Dopo aver visto le cose più strane e le corti dei re, Faust fermò il suo andare e tornò a casa, e chi lo aspettava con ansia, dico i suoi amici, i più intimi, lo riaccolsero festosi e, ascoltandolo raccontare viaggi per la terra e l’aria gli posero domande d’astrologia, cui rispose con tanta sapienza da sbalordirli. Ormai la sua fama ha raggiunto ogni terra e tra gli altri l’imperatore Carlo Quinto.

Ora Faust è festeggiato a corte, tra i baroni.

Quali prove da qui della sua arte non lo dico: lo vedrete coi vostri occhi.

(Esce)

SCENA UNDICESIMA

(Entrano da parti diverse Martino e Frederick)

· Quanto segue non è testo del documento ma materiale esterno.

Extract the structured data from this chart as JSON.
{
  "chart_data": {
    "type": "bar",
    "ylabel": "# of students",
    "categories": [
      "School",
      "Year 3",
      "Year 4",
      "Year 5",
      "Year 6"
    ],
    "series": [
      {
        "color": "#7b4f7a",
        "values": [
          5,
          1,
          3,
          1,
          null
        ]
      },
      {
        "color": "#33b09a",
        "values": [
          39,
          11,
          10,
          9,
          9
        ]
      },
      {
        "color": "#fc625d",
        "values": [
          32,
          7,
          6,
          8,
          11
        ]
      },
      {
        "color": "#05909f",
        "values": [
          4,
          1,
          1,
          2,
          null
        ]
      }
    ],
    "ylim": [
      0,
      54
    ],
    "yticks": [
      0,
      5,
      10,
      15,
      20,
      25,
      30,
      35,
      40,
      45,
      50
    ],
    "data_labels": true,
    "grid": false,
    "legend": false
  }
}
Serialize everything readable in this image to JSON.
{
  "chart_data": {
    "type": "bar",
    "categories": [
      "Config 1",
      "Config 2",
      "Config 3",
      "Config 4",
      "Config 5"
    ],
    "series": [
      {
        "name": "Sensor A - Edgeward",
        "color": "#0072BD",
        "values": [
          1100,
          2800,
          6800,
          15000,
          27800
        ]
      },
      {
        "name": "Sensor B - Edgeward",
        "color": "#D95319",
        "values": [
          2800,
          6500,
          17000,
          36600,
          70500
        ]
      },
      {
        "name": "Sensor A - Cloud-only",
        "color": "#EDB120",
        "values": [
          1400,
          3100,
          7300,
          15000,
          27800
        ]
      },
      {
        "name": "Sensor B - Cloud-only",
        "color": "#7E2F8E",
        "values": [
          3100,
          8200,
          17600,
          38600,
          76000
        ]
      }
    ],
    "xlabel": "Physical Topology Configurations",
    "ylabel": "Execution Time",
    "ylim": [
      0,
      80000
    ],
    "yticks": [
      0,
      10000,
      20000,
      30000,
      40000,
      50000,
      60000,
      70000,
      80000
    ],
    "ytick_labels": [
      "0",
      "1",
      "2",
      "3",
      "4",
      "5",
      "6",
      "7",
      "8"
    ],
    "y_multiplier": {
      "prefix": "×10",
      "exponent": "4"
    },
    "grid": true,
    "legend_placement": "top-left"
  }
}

MARTINO: Presto, ufficiali, signori, tutti alla sala delle udienze per scortare l’imperatore! Buon Frederick, fai sgombrare subito le stanze arriva sua maestà. Andate, e che il trono sia pronto.

FREDERICK: Ma dov’è il nostro papa Bruno, che venne a volo da Roma in groppa a una furia? Sua santità non accompagna l’imperatore?

MARTINO: Certo, e con lui c’è lo stregone tedesco, il dottor Faust, gloria di Wittenberg e meraviglia del mondo intero. Egli vuol mostrare al grande Carlo la serie dei suoi valorosi predecessori e fargli apparire davanti le ombre eroiche di Alessandro e della sua bella amante. FREDERICK: Dov’è Benvolio?

MARTINO: Dorme saporitamente, immagino. Ieri sera s’è sborniato trincando boccali di vino del Reno, ha brindato a Bruno con tanto fervore che resterà a letto tutto il giorno, quella marmotta.

FREDERICK Ma guarda, la sua finestra è aperta, chiamiamolo.

MARTINO: Benvolio, sveglia!

(Appare Benvolio alla finestra, in berretta da notte, abbottonandosi i panni)

BENVOLIO: Che diavolo volete?

MARTINO: Parla piano vecchio mio, che il diavolo non ti senta.